Carnegie Mellon University

data center

October 15, 2018

Optimizing computing systems

By Marika Yang

Krista Burns

Machine learning has grown incredibly in engineering and computer science in recent years, with the explosion of interest in artificial intelligence. In machine learning, humans—engineers and computer scientists—feed large data sets into a neural network model to train the model to learn from data and eventually identify and analyze patterns and make decisions.

Gauri Joshi is researching the analysis and optimization of computing systems. Joshi, assistant professor of electrical and computer engineering, has been named a recipient of a 2018 IBM Faculty Award for her research in distributed machine learning. Faculty Award recipients are nominated by IBM employees in recognition of a specific project that is of significant interest to the company and receive a cash award in support of the selected project.

Joshi’s research is about distributing deep learning training algorithms. The data sets used to train neural network models are massive in size, so a single machine is not sufficient to handle the amount of data and the computing required to the analyze the data. Therefore, data sets and computations are typically divided across multiple computing nodes (i.e. computers, machines, or servers), with each node responsible for one part of the data set.

In a distributed machine learning system with data sets divided across nodes, researchers use an algorithm called stochastic gradient descent (SGD), which is at the center of Joshi’s research. The algorithm is distributed across the nodes and helps achieve the lowest possible error in the data. It requires exact synchronization, which can lead to delays.

“My work is about trying to strike the best balance between the error and the delay in distributed SGD algorithms,” Joshi said. “In particular, this framework fits well with the IBM Watson machine learning platform; I will be working with the IBM Watson Machine Learning vision; I will be working with the IBM Research AI team.”

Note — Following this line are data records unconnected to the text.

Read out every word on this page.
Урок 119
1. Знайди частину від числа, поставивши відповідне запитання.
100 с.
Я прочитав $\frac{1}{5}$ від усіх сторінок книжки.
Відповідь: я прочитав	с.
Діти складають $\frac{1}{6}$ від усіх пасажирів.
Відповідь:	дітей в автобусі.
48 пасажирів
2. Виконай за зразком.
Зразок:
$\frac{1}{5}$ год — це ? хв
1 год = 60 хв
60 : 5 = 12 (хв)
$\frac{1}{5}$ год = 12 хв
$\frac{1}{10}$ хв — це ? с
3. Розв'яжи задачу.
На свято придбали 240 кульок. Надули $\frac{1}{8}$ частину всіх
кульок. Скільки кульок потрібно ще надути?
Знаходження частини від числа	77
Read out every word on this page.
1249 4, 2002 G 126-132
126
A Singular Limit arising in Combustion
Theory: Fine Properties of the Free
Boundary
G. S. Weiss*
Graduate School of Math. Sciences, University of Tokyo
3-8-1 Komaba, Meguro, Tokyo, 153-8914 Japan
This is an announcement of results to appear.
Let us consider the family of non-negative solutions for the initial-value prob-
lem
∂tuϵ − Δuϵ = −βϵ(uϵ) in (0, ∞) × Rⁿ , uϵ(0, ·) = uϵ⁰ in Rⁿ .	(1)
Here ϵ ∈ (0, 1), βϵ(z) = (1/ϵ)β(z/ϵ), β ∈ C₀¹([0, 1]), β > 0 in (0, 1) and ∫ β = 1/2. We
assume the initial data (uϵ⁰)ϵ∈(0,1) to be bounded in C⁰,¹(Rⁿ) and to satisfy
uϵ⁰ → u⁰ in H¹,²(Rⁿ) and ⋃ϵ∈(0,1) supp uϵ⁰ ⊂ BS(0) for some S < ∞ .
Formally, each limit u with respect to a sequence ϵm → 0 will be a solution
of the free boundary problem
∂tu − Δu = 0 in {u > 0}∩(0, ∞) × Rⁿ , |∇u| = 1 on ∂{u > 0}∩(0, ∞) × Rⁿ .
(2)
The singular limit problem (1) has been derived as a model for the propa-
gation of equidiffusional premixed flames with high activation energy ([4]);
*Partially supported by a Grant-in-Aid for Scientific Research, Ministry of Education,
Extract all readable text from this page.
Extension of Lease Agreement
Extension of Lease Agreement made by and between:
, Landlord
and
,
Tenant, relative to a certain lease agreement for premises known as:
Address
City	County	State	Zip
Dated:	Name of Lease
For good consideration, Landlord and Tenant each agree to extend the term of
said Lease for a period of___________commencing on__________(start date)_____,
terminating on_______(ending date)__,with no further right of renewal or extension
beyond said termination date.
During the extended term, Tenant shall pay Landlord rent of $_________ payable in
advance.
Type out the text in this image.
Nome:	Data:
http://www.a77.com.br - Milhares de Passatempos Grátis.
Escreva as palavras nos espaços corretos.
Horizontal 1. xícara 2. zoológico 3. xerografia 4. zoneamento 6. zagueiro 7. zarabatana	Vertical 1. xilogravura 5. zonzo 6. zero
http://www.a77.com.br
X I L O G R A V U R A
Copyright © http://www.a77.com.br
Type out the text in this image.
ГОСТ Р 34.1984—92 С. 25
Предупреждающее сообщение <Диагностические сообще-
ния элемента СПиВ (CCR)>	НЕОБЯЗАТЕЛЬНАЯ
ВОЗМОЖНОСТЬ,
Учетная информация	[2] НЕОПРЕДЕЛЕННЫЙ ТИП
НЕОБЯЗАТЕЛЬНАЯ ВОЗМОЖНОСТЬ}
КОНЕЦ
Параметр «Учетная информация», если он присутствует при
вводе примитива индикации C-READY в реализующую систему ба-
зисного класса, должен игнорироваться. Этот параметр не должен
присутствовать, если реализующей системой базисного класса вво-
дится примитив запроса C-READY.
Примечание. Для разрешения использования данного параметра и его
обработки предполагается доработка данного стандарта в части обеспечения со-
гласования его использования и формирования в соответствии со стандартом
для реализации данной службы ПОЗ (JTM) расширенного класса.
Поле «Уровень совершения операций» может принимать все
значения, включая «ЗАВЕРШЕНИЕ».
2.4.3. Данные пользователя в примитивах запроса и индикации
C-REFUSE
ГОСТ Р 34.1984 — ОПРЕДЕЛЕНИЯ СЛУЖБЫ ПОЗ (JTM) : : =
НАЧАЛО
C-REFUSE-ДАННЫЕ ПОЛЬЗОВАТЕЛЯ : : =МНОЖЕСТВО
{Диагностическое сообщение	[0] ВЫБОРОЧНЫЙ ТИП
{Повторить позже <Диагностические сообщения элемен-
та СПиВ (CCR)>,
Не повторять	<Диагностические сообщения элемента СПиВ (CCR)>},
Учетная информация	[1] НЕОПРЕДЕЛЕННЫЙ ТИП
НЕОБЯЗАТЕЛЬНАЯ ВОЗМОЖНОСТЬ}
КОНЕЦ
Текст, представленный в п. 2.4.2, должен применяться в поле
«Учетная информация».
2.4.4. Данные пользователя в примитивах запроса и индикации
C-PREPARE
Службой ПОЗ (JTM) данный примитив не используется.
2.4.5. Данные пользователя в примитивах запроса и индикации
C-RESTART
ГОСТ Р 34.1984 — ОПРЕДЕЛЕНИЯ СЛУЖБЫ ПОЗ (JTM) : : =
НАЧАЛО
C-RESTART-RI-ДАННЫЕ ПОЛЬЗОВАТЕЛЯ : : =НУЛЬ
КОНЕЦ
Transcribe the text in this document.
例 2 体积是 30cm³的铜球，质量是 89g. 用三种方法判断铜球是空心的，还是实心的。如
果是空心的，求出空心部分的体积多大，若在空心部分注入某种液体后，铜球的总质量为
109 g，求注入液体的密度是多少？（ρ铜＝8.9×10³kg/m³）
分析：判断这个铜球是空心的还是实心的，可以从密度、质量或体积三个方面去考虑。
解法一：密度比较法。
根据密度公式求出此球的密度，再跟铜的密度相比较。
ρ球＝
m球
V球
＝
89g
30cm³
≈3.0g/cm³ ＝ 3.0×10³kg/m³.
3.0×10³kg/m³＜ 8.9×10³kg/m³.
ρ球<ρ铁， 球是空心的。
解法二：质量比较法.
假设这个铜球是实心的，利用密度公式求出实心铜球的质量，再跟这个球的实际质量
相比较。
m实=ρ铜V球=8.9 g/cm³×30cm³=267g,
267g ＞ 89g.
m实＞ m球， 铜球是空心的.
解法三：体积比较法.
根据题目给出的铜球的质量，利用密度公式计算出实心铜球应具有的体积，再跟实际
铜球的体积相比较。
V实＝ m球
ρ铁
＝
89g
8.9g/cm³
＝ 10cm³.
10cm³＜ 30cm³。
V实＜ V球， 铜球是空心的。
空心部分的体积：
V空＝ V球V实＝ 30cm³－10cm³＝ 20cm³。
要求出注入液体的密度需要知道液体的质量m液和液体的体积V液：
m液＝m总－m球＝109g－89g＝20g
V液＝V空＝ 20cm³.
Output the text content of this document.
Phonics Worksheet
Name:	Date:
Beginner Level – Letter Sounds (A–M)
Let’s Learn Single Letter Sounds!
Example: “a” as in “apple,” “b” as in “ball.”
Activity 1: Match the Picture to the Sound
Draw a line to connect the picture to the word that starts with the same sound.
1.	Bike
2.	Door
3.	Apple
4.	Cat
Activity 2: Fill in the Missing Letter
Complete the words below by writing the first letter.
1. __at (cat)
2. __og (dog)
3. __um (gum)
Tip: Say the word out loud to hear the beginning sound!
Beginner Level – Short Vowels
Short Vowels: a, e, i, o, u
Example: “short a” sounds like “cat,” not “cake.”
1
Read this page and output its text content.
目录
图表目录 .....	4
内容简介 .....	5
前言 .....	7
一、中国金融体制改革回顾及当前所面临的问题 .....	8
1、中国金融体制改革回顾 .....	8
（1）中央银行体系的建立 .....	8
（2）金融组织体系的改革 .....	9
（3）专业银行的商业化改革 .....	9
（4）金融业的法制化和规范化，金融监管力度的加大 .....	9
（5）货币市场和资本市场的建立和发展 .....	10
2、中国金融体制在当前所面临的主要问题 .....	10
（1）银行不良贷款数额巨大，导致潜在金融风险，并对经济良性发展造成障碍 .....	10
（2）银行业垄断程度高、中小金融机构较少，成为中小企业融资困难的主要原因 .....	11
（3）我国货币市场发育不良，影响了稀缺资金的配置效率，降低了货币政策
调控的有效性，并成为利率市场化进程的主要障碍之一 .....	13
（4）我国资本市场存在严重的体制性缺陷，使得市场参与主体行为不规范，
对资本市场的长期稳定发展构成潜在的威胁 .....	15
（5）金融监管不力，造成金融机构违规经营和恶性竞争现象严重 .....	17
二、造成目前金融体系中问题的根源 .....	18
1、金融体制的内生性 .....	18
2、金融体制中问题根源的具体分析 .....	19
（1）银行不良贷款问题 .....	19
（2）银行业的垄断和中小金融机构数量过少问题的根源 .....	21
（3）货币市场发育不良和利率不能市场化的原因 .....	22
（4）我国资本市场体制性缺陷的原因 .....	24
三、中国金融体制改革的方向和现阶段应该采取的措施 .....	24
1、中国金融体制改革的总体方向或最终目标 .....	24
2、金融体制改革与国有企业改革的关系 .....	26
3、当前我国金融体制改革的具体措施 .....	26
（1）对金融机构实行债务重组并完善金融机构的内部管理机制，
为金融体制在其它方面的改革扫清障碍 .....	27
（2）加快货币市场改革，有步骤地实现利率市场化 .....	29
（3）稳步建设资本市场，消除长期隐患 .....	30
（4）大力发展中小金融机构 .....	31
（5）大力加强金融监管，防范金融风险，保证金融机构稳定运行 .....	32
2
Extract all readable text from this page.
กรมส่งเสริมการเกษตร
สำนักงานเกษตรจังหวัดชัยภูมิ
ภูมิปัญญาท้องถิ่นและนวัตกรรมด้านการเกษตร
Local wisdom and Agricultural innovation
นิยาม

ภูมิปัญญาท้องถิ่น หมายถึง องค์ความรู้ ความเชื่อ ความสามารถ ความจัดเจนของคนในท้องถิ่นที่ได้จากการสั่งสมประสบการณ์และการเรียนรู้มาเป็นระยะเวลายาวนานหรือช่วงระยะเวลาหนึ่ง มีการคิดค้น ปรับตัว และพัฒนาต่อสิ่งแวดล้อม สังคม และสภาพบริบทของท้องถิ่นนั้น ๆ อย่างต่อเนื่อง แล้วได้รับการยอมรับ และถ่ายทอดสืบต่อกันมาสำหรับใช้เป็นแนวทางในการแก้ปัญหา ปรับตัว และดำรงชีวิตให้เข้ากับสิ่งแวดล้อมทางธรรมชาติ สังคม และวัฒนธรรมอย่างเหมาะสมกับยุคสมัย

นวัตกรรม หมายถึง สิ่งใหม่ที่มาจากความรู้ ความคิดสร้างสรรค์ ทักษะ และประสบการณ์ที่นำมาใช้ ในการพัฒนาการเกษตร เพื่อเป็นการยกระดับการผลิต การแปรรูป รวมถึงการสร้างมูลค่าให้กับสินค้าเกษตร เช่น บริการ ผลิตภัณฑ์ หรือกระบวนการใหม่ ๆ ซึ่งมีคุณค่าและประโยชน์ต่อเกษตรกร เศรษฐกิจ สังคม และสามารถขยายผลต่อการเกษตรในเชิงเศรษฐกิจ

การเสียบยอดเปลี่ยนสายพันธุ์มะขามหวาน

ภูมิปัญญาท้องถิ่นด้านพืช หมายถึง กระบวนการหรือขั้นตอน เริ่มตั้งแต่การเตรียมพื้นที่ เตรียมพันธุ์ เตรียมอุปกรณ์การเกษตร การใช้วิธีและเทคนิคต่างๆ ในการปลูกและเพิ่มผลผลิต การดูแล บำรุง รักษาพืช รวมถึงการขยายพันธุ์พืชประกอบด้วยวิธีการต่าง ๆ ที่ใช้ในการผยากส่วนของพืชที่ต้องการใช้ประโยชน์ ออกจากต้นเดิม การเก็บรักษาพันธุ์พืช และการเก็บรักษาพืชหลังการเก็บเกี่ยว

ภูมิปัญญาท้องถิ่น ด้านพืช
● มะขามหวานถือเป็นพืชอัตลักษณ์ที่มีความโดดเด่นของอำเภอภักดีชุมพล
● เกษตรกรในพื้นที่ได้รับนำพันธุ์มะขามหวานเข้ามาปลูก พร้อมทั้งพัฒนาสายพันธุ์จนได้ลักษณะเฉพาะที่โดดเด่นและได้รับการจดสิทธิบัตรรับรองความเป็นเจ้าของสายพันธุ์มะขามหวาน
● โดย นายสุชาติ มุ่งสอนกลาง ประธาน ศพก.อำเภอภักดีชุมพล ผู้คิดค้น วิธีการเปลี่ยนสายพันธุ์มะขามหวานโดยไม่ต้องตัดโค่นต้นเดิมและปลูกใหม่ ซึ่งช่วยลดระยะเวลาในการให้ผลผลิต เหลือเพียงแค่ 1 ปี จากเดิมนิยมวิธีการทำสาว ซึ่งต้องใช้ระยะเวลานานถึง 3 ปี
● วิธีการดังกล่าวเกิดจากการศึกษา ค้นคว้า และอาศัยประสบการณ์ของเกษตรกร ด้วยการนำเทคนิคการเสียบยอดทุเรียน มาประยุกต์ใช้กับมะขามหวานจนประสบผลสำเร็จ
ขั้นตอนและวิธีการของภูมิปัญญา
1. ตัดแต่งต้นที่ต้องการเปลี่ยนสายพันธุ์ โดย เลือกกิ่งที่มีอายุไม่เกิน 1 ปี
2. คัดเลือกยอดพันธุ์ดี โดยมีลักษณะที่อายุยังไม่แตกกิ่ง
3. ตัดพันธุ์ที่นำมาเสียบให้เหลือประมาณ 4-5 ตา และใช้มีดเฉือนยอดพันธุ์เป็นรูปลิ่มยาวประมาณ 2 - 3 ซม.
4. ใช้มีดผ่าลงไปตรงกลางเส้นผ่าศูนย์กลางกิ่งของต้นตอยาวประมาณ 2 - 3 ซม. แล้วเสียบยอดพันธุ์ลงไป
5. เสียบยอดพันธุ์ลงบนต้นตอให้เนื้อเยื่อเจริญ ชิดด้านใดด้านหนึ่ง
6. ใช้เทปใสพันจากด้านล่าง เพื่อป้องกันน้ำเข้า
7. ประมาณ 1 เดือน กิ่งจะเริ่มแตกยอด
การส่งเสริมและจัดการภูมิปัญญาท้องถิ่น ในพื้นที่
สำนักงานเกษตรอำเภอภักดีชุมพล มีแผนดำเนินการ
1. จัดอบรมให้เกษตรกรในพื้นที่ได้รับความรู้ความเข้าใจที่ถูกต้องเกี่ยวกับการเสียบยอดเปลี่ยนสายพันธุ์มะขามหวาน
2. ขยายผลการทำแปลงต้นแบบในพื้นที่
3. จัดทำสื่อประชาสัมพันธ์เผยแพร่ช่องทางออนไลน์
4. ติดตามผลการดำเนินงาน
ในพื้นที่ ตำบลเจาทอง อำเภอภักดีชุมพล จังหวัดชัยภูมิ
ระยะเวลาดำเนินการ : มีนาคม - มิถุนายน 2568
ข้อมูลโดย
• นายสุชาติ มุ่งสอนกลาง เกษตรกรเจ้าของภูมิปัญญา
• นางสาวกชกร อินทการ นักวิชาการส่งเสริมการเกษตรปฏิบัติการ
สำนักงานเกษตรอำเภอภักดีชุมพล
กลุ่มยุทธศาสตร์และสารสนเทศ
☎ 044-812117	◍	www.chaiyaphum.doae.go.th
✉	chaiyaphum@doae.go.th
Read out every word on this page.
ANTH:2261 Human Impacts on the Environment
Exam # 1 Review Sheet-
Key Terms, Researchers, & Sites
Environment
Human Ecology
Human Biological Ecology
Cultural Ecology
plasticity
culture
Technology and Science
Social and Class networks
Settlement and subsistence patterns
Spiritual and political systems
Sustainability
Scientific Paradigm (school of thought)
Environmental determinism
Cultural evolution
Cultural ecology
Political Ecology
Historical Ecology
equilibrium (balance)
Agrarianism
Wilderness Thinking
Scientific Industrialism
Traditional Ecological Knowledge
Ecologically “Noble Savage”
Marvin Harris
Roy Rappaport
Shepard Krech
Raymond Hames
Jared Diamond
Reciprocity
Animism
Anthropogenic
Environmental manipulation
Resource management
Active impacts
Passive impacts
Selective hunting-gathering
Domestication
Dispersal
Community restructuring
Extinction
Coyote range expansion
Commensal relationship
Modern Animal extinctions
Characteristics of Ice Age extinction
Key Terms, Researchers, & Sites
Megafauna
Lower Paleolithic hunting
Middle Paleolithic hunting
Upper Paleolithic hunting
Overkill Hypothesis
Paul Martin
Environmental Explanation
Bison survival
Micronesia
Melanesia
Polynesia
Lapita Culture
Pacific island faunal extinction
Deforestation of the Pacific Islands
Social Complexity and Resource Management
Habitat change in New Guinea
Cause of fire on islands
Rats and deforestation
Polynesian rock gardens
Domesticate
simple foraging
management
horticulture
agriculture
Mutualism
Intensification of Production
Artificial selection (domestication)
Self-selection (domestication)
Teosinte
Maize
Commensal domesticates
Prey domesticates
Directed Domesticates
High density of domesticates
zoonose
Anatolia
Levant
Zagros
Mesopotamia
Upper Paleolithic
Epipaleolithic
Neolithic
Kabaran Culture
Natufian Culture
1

In every iteration of the SGD, a central server is required to communicate with all of the nodes. If any of the nodes slow down, then the entire network slows down to wait for that node, which can significantly reduce the overall speed of the computation. Efficiency and speed of computation are the two main things Joshi aims to improve, both without risking the accuracy of the network.

“When you have a distributed system, communication and synchronization delays in the system always affect the proponents of the algorithm. I'm trying to design robust algorithms that work well on unreliable computing nodes,” she said.

Prior to joining Carnegie Mellon’s College of Engineering in Fall 2017, Joshi was a research staff member at IBM’s Thomas J. Watson Research Center. Because of her past experience, she was aware of the specific research projects that are relevant to the company’s interests.

The funding provided by the Faculty Award will be used to support Joshi’s students, who are working on the theoretical analysis for this project. In the future, she hopes to release an open source implementation of the new algorithm they have developed. Joshi plans to work with IBM to make this method available to anybody who wants to train their own machine learning algorithms using distributed SGD.